In the event of a dispute between the owners of the company and the dismissed director, a decision on the amount of compensation and the procedure for its payment can be made by the court, taking into account the actual circumstances.

This payment is compensation for the adverse consequences caused by job loss. Its size can be determined taking into account the time remaining until the expiration of the employment contract, as well as the amounts that the manager could receive while continuing to work in his previous position, and additional expenses that he may be forced to incur as a result of early termination of the contract (clause 4.2 of the resolution of the Constitutional Court of the Russian Federation dated March 15, 2005 No. 3-P).

Example
Employment contract with the General Director of Olympstroybak LLC R.L. Khitretsov was imprisoned for a period until January 31, 2015. However, the owner of the company decided to dismiss the employee on December 20, 2014 for no apparent reason. The amount of compensation was not specified in the employment contract at the time of dismissal, but the owner is ready to pay it taking into account the time remaining until the expiration of the employment contract.

The employee's salary is 100,000 rubles. The company also pays an annual bonus in the amount of salary if during the year the employee has not had disciplinary sanctions or absences from work, with the exception of 28 calendar days of annual paid leave. According to the bonus regulations, if an employee had unworked days for other reasons, including due to dismissal before the end of the year, the bonus amount is calculated in proportion to the number of working days actually worked during the year. In this case, 28 calendar days of vacation are equivalent to 20 unworked working days.

R.L. During 2014, Khitretsov was absent from work for 28 calendar days during the annual leave period and did not work 7 working days in December due to dismissal. The average monthly salary at the time of dismissal is 92,424.24 rubles.

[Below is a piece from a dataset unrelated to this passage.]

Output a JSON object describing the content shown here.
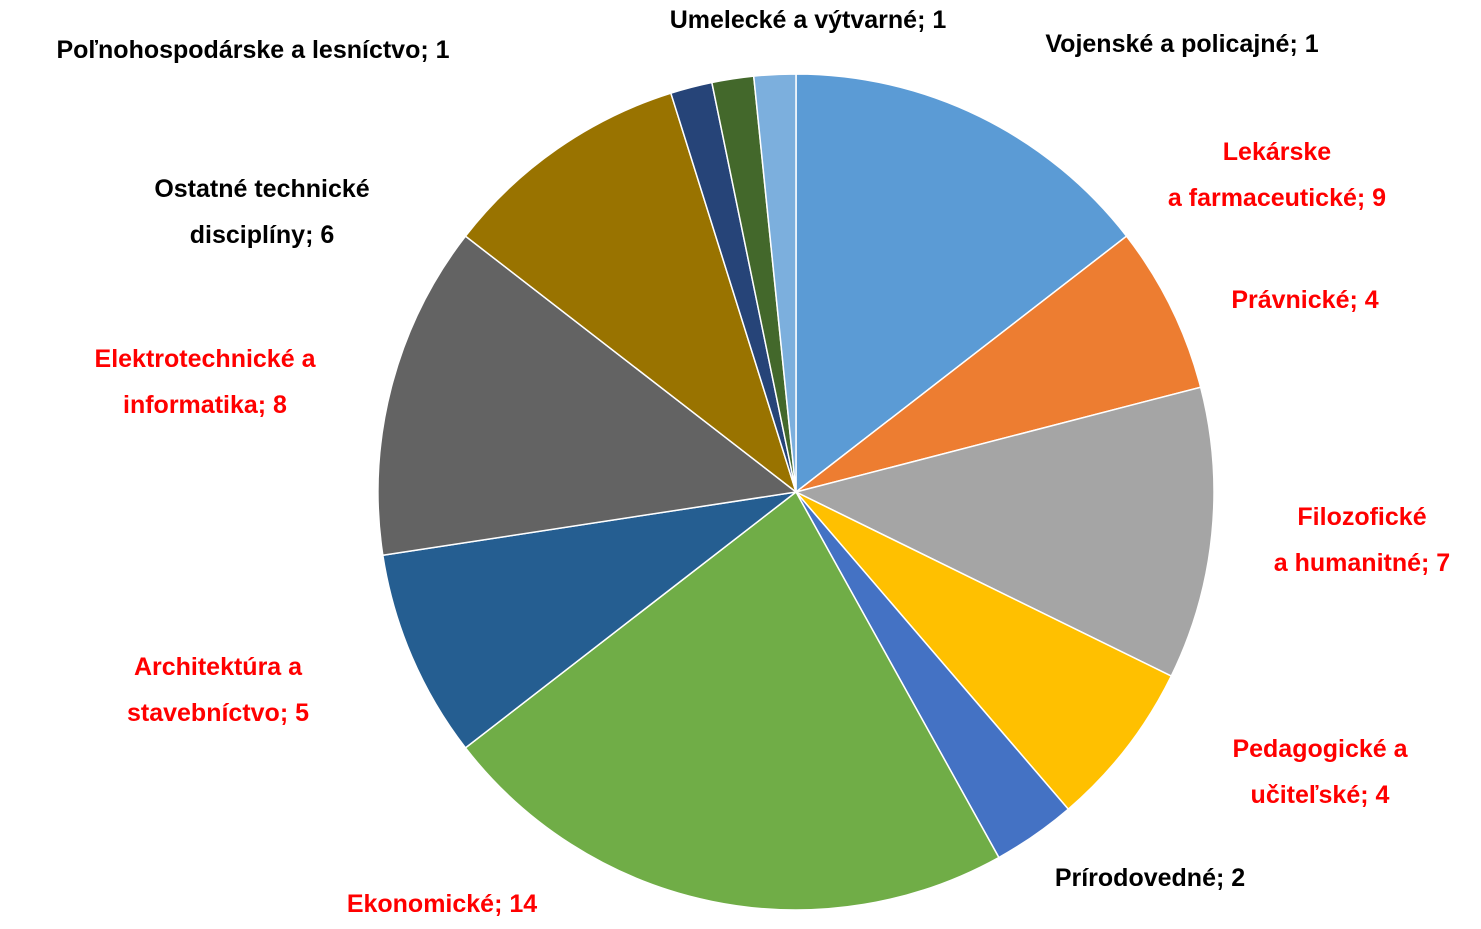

The amount of earnings not received in December 2014 will be 31,818.18 rubles. (RUB 100,000: 22 working days × 7 working days). For January he will not receive a full salary of 100,000 rubles. The amount of the annual bonus will be calculated in proportion to the time actually worked and will amount to RUB 89,068.83. . If the employee had not been fired, his annual bonus would have been equal to his salary. As a result, he will receive less than 10,931.17 rubles. (RUB 100,000 - RUB 89,068.83). The total amount of lost earnings will be 142,749.35 rubles. (RUB 31,818.18 + RUB 100,000 + RUB 10,931.17).

The amount of three times the average monthly earnings is 277,272.73 rubles. (RUB 92,424.24 × 3 months). The amount of earnings lost due to dismissal is less than this amount (RUB 142,749.35).< 277 272,73 руб.). Это значит, что компенсация должна быть выплачена в размере трехкратного среднего месячного заработка, то есть в сумме 277 272,73 руб.